The remaining downside is that after comparing the running times of both the vector and loop versions of the Jacobian calculation, I found that they were now identical. For the added complexity of calling __enzyme_fwddiff in vector mode, I was hoping this would give me some additional performance gain, but I am guessing it will probably still be a substantial improvement over what I currently have regardless, and I could also try reworking my use-case to use VJP/JVPs instead of the full Jacobian matrix.
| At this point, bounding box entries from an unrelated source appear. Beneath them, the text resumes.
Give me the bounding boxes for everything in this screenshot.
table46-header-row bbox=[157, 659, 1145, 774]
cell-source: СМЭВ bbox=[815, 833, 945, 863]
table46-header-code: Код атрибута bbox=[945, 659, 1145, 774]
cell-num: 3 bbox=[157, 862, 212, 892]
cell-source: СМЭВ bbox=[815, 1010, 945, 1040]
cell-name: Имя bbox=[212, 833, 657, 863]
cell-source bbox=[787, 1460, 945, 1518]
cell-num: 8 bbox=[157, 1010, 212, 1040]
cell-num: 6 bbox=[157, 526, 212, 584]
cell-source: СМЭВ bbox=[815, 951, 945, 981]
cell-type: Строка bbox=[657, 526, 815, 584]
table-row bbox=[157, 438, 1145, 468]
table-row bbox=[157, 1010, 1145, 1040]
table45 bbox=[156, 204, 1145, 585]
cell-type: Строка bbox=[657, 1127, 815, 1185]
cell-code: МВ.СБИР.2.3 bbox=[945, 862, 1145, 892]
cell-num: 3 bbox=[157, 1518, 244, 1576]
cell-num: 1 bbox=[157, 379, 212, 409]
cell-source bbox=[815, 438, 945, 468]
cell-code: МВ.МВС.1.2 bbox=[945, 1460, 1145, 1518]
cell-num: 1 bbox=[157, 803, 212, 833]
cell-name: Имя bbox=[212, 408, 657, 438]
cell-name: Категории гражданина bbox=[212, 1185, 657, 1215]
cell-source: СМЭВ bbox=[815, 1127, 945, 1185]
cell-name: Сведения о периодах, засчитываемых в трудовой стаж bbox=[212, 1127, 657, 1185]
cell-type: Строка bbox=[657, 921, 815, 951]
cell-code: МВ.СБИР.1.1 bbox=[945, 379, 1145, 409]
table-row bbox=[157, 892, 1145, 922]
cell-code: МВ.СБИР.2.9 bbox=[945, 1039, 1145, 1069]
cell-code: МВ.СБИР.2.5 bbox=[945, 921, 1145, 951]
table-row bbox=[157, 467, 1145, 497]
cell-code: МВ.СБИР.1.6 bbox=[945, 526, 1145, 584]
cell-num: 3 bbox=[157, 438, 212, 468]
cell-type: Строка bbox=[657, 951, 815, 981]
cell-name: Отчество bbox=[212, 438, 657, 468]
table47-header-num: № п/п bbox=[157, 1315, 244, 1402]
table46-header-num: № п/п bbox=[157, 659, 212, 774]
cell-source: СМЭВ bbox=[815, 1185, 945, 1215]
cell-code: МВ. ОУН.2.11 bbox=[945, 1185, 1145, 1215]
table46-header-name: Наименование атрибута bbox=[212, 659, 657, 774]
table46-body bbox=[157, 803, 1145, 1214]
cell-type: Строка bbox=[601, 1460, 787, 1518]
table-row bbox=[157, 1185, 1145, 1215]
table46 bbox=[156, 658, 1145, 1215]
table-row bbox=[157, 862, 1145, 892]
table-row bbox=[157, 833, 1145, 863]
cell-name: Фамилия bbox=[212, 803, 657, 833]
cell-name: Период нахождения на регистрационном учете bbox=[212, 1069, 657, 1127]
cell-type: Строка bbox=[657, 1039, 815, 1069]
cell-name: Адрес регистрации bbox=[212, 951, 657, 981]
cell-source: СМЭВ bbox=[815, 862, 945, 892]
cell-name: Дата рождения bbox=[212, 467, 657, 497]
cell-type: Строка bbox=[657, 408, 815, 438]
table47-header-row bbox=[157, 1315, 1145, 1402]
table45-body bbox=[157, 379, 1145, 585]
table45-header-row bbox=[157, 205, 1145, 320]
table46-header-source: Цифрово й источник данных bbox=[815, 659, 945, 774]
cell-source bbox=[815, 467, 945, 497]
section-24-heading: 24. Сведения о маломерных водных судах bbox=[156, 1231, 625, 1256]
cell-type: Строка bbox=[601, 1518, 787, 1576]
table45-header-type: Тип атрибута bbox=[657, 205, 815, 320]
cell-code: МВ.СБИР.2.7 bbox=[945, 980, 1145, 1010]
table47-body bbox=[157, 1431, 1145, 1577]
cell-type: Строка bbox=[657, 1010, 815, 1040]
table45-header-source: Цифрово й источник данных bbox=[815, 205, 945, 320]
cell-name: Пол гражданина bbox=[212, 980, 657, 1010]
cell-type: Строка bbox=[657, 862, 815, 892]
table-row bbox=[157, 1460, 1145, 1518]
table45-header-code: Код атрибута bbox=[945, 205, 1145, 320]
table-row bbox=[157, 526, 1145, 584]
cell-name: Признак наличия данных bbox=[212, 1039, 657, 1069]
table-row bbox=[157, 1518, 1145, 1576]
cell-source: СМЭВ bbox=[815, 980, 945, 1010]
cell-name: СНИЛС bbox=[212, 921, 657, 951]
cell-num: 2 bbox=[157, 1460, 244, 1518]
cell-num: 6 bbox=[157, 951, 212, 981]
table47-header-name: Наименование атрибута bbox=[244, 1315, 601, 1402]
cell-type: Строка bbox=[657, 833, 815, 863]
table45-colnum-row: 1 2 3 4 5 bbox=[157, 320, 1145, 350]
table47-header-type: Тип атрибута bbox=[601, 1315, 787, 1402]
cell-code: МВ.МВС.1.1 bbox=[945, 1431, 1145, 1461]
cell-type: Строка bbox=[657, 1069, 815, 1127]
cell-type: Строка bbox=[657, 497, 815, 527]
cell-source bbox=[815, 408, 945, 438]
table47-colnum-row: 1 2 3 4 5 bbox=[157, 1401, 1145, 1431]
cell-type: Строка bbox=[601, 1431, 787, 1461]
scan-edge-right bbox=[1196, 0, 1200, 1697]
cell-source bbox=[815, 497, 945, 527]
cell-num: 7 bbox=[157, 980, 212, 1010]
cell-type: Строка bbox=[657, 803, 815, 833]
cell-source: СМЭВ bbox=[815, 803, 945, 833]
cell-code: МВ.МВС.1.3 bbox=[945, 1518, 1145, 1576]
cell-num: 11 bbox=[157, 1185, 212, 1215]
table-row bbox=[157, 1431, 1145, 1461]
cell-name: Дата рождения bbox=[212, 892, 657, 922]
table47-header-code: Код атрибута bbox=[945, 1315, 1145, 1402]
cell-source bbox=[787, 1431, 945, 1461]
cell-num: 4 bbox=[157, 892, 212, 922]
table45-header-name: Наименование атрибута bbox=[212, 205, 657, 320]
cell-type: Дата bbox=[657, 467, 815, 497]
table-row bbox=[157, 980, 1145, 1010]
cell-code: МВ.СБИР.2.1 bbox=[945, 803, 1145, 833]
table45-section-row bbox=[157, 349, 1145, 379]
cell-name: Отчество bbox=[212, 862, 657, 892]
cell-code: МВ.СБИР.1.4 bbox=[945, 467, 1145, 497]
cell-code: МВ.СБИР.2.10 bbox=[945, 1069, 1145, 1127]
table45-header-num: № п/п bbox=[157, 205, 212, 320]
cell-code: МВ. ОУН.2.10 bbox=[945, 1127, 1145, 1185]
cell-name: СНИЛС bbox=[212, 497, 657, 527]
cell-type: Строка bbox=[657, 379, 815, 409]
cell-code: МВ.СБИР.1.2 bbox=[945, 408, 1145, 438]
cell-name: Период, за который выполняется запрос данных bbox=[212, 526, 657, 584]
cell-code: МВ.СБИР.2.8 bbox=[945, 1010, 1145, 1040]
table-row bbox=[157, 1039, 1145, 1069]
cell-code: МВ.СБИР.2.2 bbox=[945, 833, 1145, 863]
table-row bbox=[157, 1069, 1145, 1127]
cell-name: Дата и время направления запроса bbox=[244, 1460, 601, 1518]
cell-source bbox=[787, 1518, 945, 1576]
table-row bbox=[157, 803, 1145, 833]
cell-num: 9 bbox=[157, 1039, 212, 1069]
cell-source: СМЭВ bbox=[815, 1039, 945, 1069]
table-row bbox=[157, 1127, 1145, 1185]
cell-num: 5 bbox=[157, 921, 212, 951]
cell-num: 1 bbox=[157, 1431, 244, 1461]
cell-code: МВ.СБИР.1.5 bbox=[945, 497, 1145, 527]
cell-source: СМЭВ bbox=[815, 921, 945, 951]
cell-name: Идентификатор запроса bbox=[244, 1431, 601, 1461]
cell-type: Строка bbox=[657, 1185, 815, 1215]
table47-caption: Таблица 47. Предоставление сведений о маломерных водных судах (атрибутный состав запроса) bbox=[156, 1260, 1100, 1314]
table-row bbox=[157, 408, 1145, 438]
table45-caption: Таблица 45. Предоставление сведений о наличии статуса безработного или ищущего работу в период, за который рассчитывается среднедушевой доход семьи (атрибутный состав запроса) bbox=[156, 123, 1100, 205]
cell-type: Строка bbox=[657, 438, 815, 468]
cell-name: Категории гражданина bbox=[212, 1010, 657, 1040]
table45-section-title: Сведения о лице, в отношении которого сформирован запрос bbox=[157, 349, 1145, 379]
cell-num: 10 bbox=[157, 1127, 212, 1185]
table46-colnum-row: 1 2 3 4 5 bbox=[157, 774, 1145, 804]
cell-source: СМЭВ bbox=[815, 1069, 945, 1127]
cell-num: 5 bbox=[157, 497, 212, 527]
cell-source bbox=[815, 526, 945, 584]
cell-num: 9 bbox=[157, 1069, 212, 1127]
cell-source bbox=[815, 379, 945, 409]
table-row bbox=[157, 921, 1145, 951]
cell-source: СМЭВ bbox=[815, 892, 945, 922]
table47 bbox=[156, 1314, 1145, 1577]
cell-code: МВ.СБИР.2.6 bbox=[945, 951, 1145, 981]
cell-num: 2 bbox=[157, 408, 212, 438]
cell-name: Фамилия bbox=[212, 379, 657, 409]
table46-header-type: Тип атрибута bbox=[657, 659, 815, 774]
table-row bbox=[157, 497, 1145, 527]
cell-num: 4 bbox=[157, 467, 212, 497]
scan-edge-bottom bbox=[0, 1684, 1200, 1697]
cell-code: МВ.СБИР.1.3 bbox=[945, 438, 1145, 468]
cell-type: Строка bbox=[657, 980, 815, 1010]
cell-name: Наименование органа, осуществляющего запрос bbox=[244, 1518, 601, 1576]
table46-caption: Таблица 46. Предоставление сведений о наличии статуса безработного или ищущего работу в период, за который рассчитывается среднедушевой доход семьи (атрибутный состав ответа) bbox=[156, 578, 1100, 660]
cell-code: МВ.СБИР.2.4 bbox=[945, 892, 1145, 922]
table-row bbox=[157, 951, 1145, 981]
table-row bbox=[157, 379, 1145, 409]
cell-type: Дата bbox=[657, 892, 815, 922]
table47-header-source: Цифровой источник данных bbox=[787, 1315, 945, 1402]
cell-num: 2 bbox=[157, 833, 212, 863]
I have also finally finished getting llvm/flang setup from source, so I should be ready to try moving on to trying this all in Fortran. I will let you know if I encounter any issues. Thanks for all the help!

[tgymnich]

High vector widths can cause a lot of register pressure. Have you tried using vector widths of 2, 4, 8, or 16?

[agoodm]

I realized I made a slight mistake when comparing the running times for each method, with a vector width of 100 it's actually twice as slow as running the looped version (30 us vs 15 us). So I played with setting the vector width and realized that setting it to less than 100 in this case results in only the number of rows equal to the width being set. This was tricky but I managed to get it working:

void jacfwdvecf(double x[100], double out[100], double jac[100][100]) {
    double v[100][100] = {0};
    const int nblocks = 25;
    const int block_size = 4;
    for(int block = 0; block < nblocks; block++) {
        int chunk = block*block_size;
        for(int i = 0; i < block_size; i++) {
            v[i][i+chunk] = 1;
        }
        __enzyme_fwddiff((void*)f, enzyme_width, block_size, 
                        enzyme_dupv, sizeof(double) * 100, x, v, 
                        enzyme_dupnoneedv, sizeof(double) * 100, out, jac[chunk]);
        for(int i = 0; i < block_size; i++) {
            v[i][i+chunk] = 0;
        }        
    }
}

Out of all the vector widths I tried, 4 gave me the best results at 10 us which is now a solid enough improvement to the looped version (15 us). Though I wonder how the results would change if my example computed a more dense Jacobian matrix.